We were heading for Dingle Bay, and in particular, the fishing village of Dingle to follow up on two interesting leads we had heard from other travellers. One was O’Flaherty’s Pub, a mecca of traditional music where jam sessions are held nightly in the summer and smoked salmon is served by the plateful. We rushed over at 8:00 pm and settled down in the large stone floored room to wait, as Mrs. Houlahan our landlady at the B&B warned us to get there early or we wouldn’t get a seat. Within the hour it was standing room only and ten musicians had arrived carrying a conglomeration of instruments ranging from tin whistles to guitars and banjoes, and a sole Irish drum.
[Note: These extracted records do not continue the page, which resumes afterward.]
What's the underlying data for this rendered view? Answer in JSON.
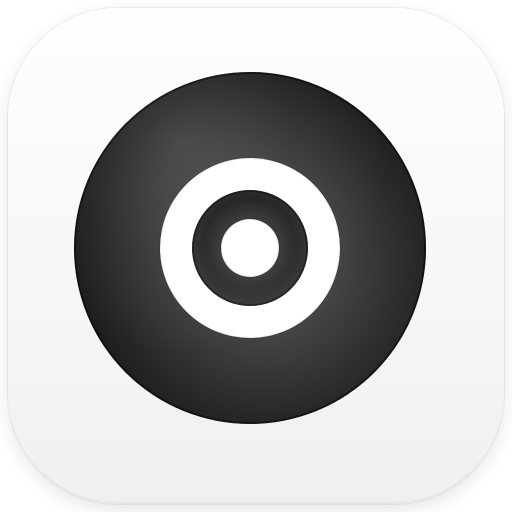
{
  "app_icon": {
    "icon": "cd-disc-icon",
    "colors": {
      "tile_top": "#fefefe",
      "tile_bottom": "#efefef",
      "disc_outer_dark": "#1a1a1a",
      "disc_outer_mid": "#3a3a3a",
      "disc_outer_light": "#5a5a5a",
      "ring_white": "#ffffff",
      "hub_dark": "#111111",
      "hub_highlight": "#6a6a6a",
      "center_hole": "#ffffff"
    }
  }
}
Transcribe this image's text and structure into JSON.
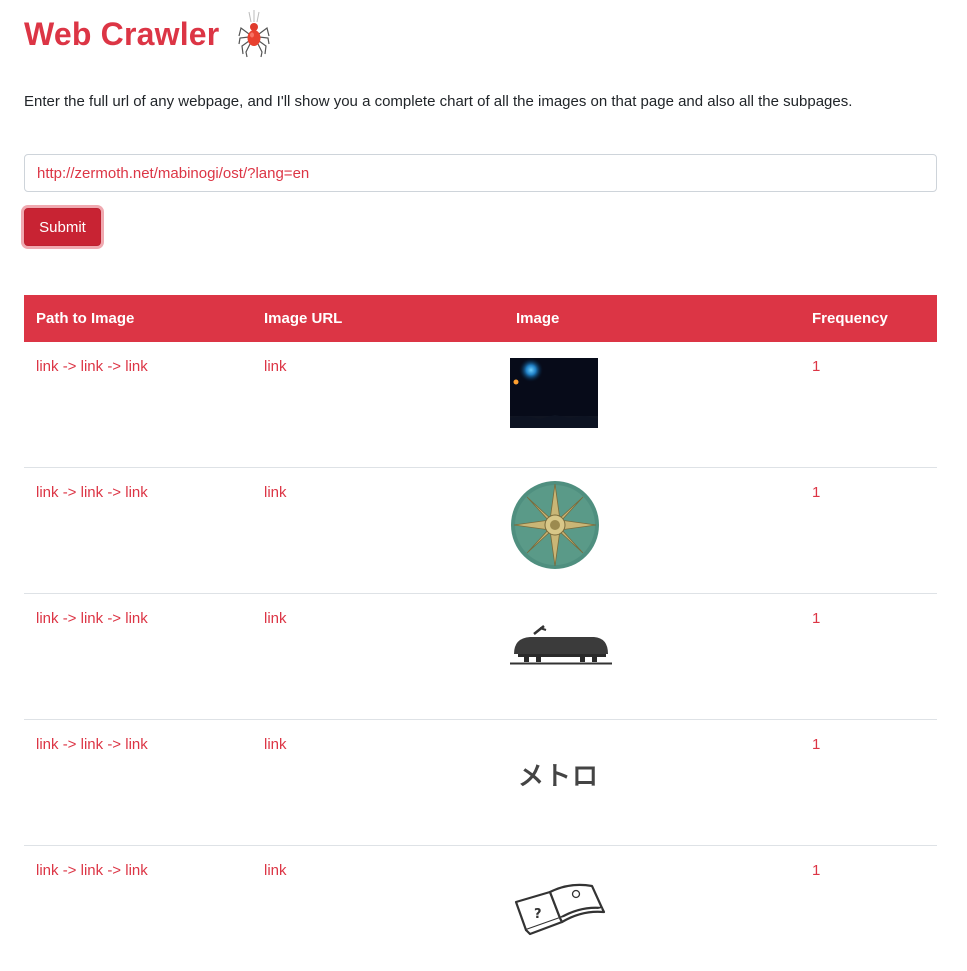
{
  "header": {
    "title": "Web Crawler",
    "logo_icon": "spider-icon"
  },
  "intro_text": "Enter the full url of any webpage, and I'll show you a complete chart of all the images on that page and also all the subpages.",
  "form": {
    "url_value": "http://zermoth.net/mabinogi/ost/?lang=en",
    "submit_label": "Submit"
  },
  "table": {
    "columns": [
      "Path to Image",
      "Image URL",
      "Image",
      "Frequency"
    ],
    "rows": [
      {
        "path": [
          "link",
          "link",
          "link"
        ],
        "separator": "->",
        "image_url": "link",
        "image": "night-sky-thumbnail",
        "frequency": "1"
      },
      {
        "path": [
          "link",
          "link",
          "link"
        ],
        "separator": "->",
        "image_url": "link",
        "image": "compass-rose-medallion",
        "frequency": "1"
      },
      {
        "path": [
          "link",
          "link",
          "link"
        ],
        "separator": "->",
        "image_url": "link",
        "image": "tram-silhouette-icon",
        "frequency": "1"
      },
      {
        "path": [
          "link",
          "link",
          "link"
        ],
        "separator": "->",
        "image_url": "link",
        "image": "metro-katakana-text",
        "image_text": "メトロ",
        "frequency": "1"
      },
      {
        "path": [
          "link",
          "link",
          "link"
        ],
        "separator": "->",
        "image_url": "link",
        "image": "open-book-icon",
        "frequency": "1"
      }
    ]
  },
  "colors": {
    "accent": "#dc3545",
    "button": "#c82333",
    "text": "#212529"
  }
}
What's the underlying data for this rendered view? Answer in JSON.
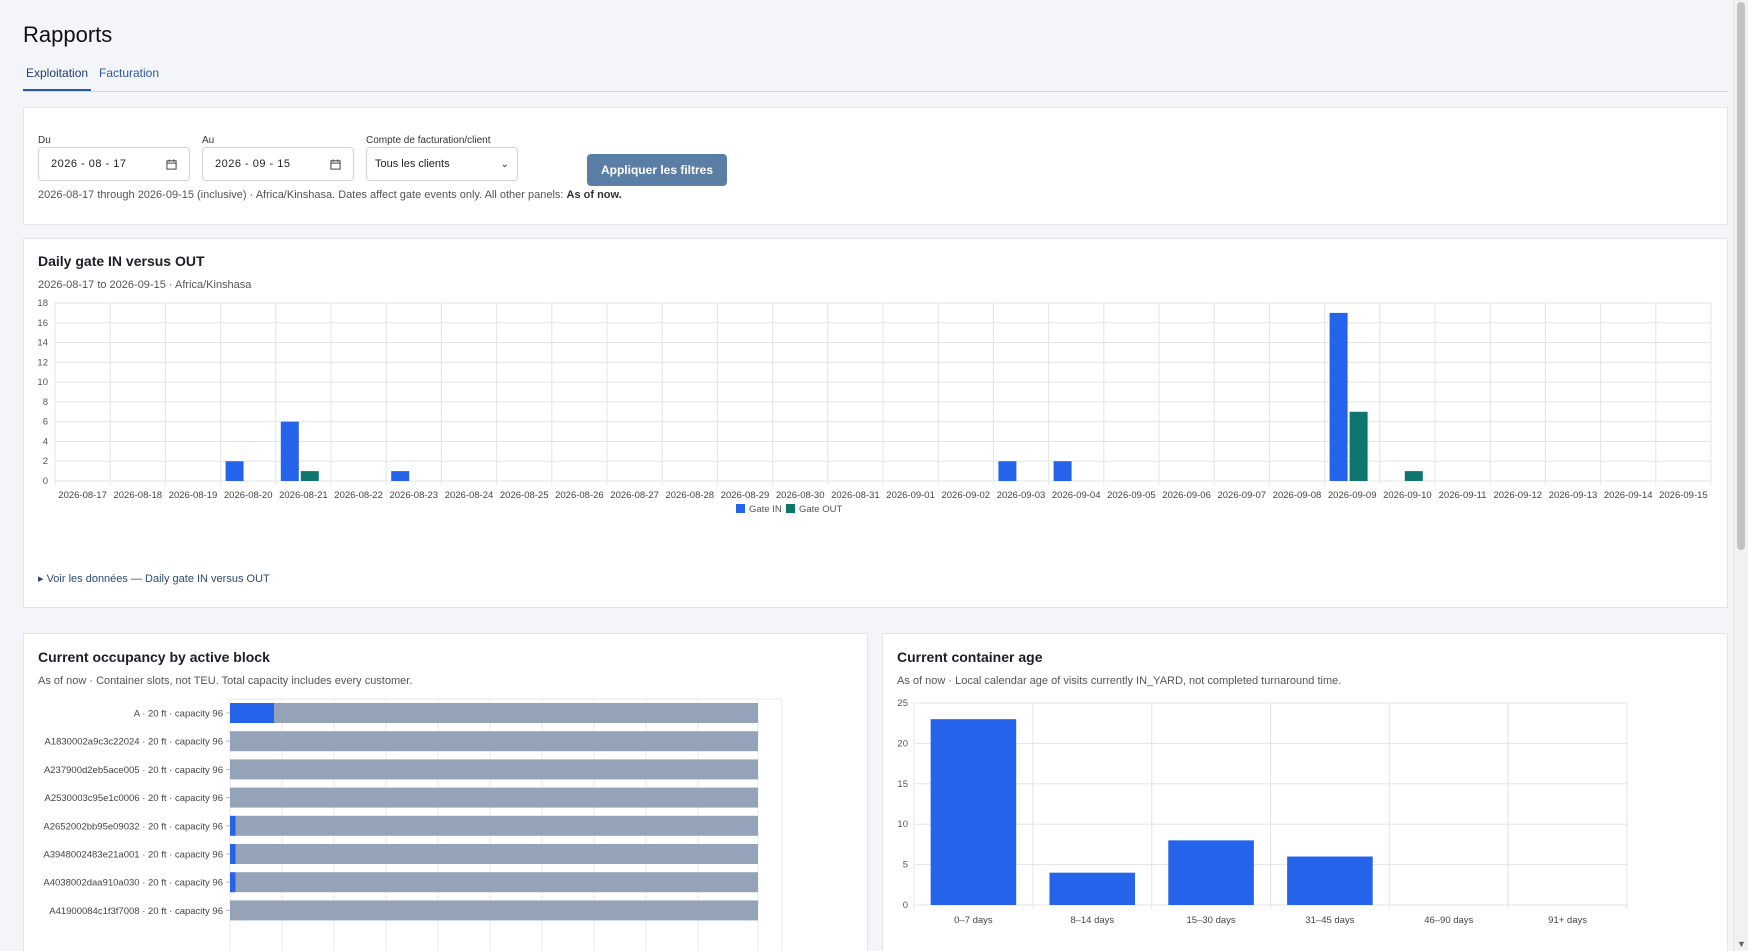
{
  "page": {
    "title": "Rapports"
  },
  "tabs": [
    {
      "label": "Exploitation",
      "active": true
    },
    {
      "label": "Facturation",
      "active": false
    }
  ],
  "filters": {
    "from_label": "Du",
    "from_value": "2026 - 08 - 17",
    "to_label": "Au",
    "to_value": "2026 - 09 - 15",
    "account_label": "Compte de facturation/client",
    "account_value": "Tous les clients",
    "apply_label": "Appliquer les filtres",
    "note_text": "2026-08-17 through 2026-09-15 (inclusive) · Africa/Kinshasa. Dates affect gate events only. All other panels: ",
    "note_bold": "As of now."
  },
  "colors": {
    "gate_in": "#2563eb",
    "gate_out": "#0f766e",
    "capacity": "#94a3b8",
    "accent": "#5b7ea7"
  },
  "daily_chart": {
    "title": "Daily gate IN versus OUT",
    "subtitle": "2026-08-17 to 2026-09-15 · Africa/Kinshasa",
    "toggle_label": "▸ Voir les données — Daily gate IN versus OUT"
  },
  "occupancy_chart": {
    "title": "Current occupancy by active block",
    "subtitle": "As of now · Container slots, not TEU. Total capacity includes every customer."
  },
  "age_chart": {
    "title": "Current container age",
    "subtitle": "As of now · Local calendar age of visits currently IN_YARD, not completed turnaround time."
  },
  "chart_data": [
    {
      "type": "bar",
      "categories": [
        "2026-08-17",
        "2026-08-18",
        "2026-08-19",
        "2026-08-20",
        "2026-08-21",
        "2026-08-22",
        "2026-08-23",
        "2026-08-24",
        "2026-08-25",
        "2026-08-26",
        "2026-08-27",
        "2026-08-28",
        "2026-08-29",
        "2026-08-30",
        "2026-08-31",
        "2026-09-01",
        "2026-09-02",
        "2026-09-03",
        "2026-09-04",
        "2026-09-05",
        "2026-09-06",
        "2026-09-07",
        "2026-09-08",
        "2026-09-09",
        "2026-09-10",
        "2026-09-11",
        "2026-09-12",
        "2026-09-13",
        "2026-09-14",
        "2026-09-15"
      ],
      "series": [
        {
          "name": "Gate IN",
          "values": [
            0,
            0,
            0,
            2,
            6,
            0,
            1,
            0,
            0,
            0,
            0,
            0,
            0,
            0,
            0,
            0,
            0,
            2,
            2,
            0,
            0,
            0,
            0,
            17,
            0,
            0,
            0,
            0,
            0,
            0
          ]
        },
        {
          "name": "Gate OUT",
          "values": [
            0,
            0,
            0,
            0,
            1,
            0,
            0,
            0,
            0,
            0,
            0,
            0,
            0,
            0,
            0,
            0,
            0,
            0,
            0,
            0,
            0,
            0,
            0,
            7,
            1,
            0,
            0,
            0,
            0,
            0
          ]
        }
      ],
      "yticks": [
        0,
        2,
        4,
        6,
        8,
        10,
        12,
        14,
        16,
        18
      ],
      "ylim": [
        0,
        18
      ],
      "grid": true,
      "legend": "bottom-center"
    },
    {
      "type": "bar",
      "orientation": "horizontal",
      "stacked": true,
      "categories": [
        "A · 20 ft · capacity 96",
        "A1830002a9c3c22024 · 20 ft · capacity 96",
        "A237900d2eb5ace005 · 20 ft · capacity 96",
        "A2530003c95e1c0006 · 20 ft · capacity 96",
        "A2652002bb95e09032 · 20 ft · capacity 96",
        "A3948002483e21a001 · 20 ft · capacity 96",
        "A4038002daa910a030 · 20 ft · capacity 96",
        "A41900084c1f3f7008 · 20 ft · capacity 96"
      ],
      "occupied": [
        8,
        0,
        0,
        0,
        1,
        1,
        1,
        0
      ],
      "capacity": [
        96,
        96,
        96,
        96,
        96,
        96,
        96,
        96
      ],
      "xlim": [
        0,
        96
      ],
      "grid": true
    },
    {
      "type": "bar",
      "categories": [
        "0–7 days",
        "8–14 days",
        "15–30 days",
        "31–45 days",
        "46–90 days",
        "91+ days"
      ],
      "values": [
        23,
        4,
        8,
        6,
        0,
        0
      ],
      "yticks": [
        0,
        5,
        10,
        15,
        20,
        25
      ],
      "ylim": [
        0,
        25
      ],
      "grid": true
    }
  ]
}
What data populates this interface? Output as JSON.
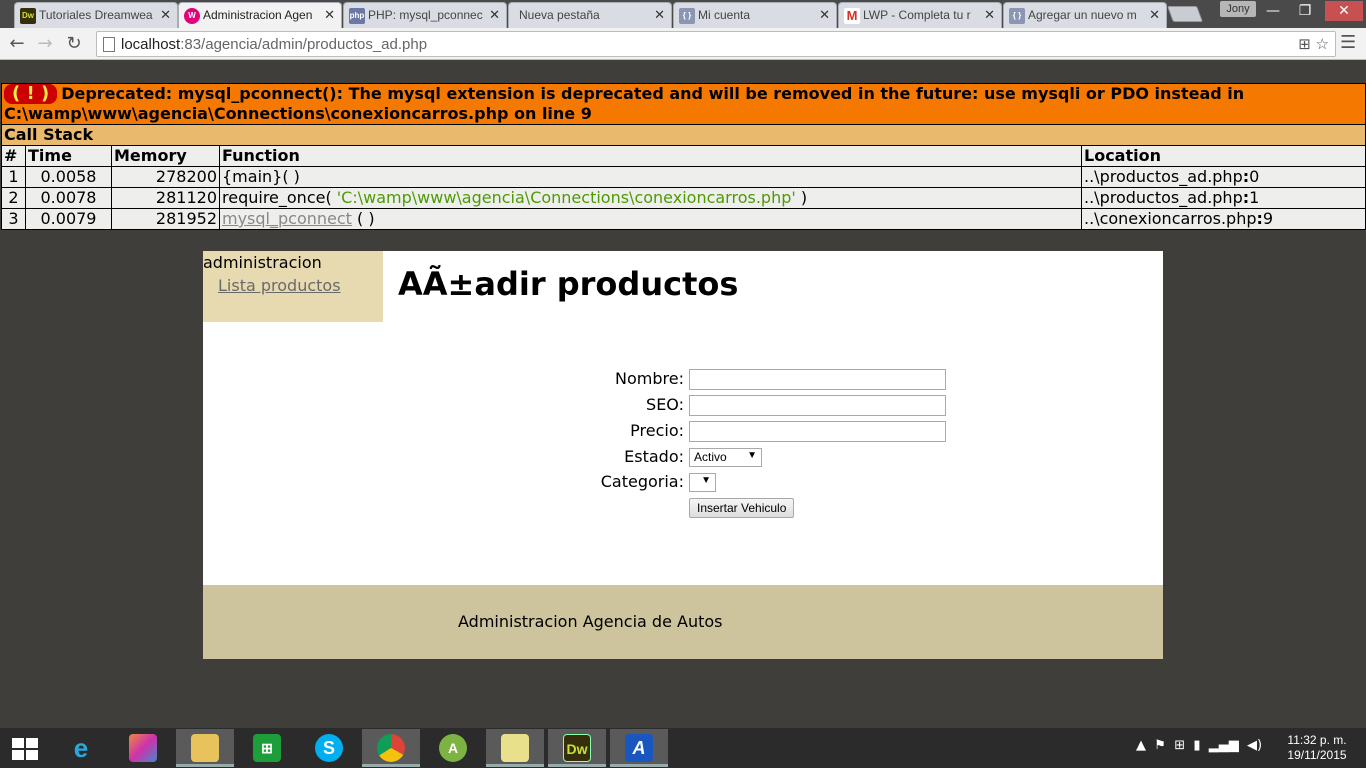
{
  "browser": {
    "tabs": [
      {
        "title": "Tutoriales Dreamwea",
        "favicon": "dreamweaver-icon"
      },
      {
        "title": "Administracion Agen",
        "favicon": "wamp-icon",
        "active": true
      },
      {
        "title": "PHP: mysql_pconnec",
        "favicon": "php-icon"
      },
      {
        "title": "Nueva pestaña",
        "favicon": ""
      },
      {
        "title": "Mi cuenta",
        "favicon": "doc-icon"
      },
      {
        "title": "LWP - Completa tu r",
        "favicon": "gmail-icon"
      },
      {
        "title": "Agregar un nuevo m",
        "favicon": "doc-icon"
      }
    ],
    "user": "Jony",
    "url_host": "localhost",
    "url_rest": ":83/agencia/admin/productos_ad.php"
  },
  "xdebug": {
    "bang": "( ! )",
    "message": "Deprecated: mysql_pconnect(): The mysql extension is deprecated and will be removed in the future: use mysqli or PDO instead in C:\\wamp\\www\\agencia\\Connections\\conexioncarros.php on line 9",
    "call_stack_label": "Call Stack",
    "columns": [
      "#",
      "Time",
      "Memory",
      "Function",
      "Location"
    ],
    "rows": [
      {
        "n": "1",
        "time": "0.0058",
        "memory": "278200",
        "func": "{main}( )",
        "arg": "",
        "loc_file": "..\\productos_ad.php",
        "loc_line": "0"
      },
      {
        "n": "2",
        "time": "0.0078",
        "memory": "281120",
        "func": "require_once( ",
        "arg": "'C:\\wamp\\www\\agencia\\Connections\\conexioncarros.php'",
        "loc_file": "..\\productos_ad.php",
        "loc_line": "1"
      },
      {
        "n": "3",
        "time": "0.0079",
        "memory": "281952",
        "func": "mysql_pconnect",
        "arg": "",
        "loc_file": "..\\conexioncarros.php",
        "loc_line": "9"
      }
    ]
  },
  "page": {
    "sidebar_heading": "administracion",
    "sidebar_link": "Lista productos",
    "title": "AÃ±adir productos",
    "form": {
      "nombre_label": "Nombre:",
      "seo_label": "SEO:",
      "precio_label": "Precio:",
      "estado_label": "Estado:",
      "estado_value": "Activo",
      "categoria_label": "Categoria:",
      "submit_label": "Insertar Vehiculo"
    },
    "footer": "Administracion Agencia de Autos"
  },
  "taskbar": {
    "time": "11:32 p. m.",
    "date": "19/11/2015"
  }
}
The crowd was loud and lively but when a tune was played everyone would quieten down to listen. Irish music ends abruptly with no apparent warning, and these musicians would wander off musically with each taking the lead at one point or another but all would end perfectly with an uncanny precision. Many of the visitors in the audience were from the North, Catholics who told us they always came away in July to escape the parades and the violence that often accompanied the celebration of the Protestant victory of William of Orange in 1690. One young banjo player in a wheel chair had been shot as a young boy. “ah now, don’t be feeling sorry for him” said Dominic at the neighbouring table, “he’s been in that chair longer than he was out of it, so he doesn’t know any different.” We all had a memorable evening of laughter, conversation and wonderful music and sectarian violence seemed far removed from this jovial place.

The second reason we were in Dingle was to see FUNGIE, the Dingle dolphin. We had heard about the wild, bottle-nosed dolphin who arrived in the bay with his mother in 1985. When she died he remained, one of the few members of his species to live in solitude.

At breakfast we met a young couple who had swum with him in wetsuits the previous morning and they attempted to articulate the undescribable feeling they had when their eyes met his. We hurried down to the harbour to catch a boat out to the mouth of the bay. “Would you be after wanting to see our dolphin?” asked the fisherman, who refused to take any money until the end of the trip. Our scepticism soon disappeared when FUNGIE came right up to the edge of the boat. The next hour was magic, with the dolphin leaping, twirling and somersaulting while we all clapped and yelled and marvelled at this wild animal who seemed to take such delight in our company. Again politics and religious strife faded into significance as all of us on the boat shared in this almost spiritual moment between two species sharing this same special moment.

For me the Dingle visit and in particular, FUNGIE, was the highlight of the whole holiday. We left vowing to come back another year and to stay longer.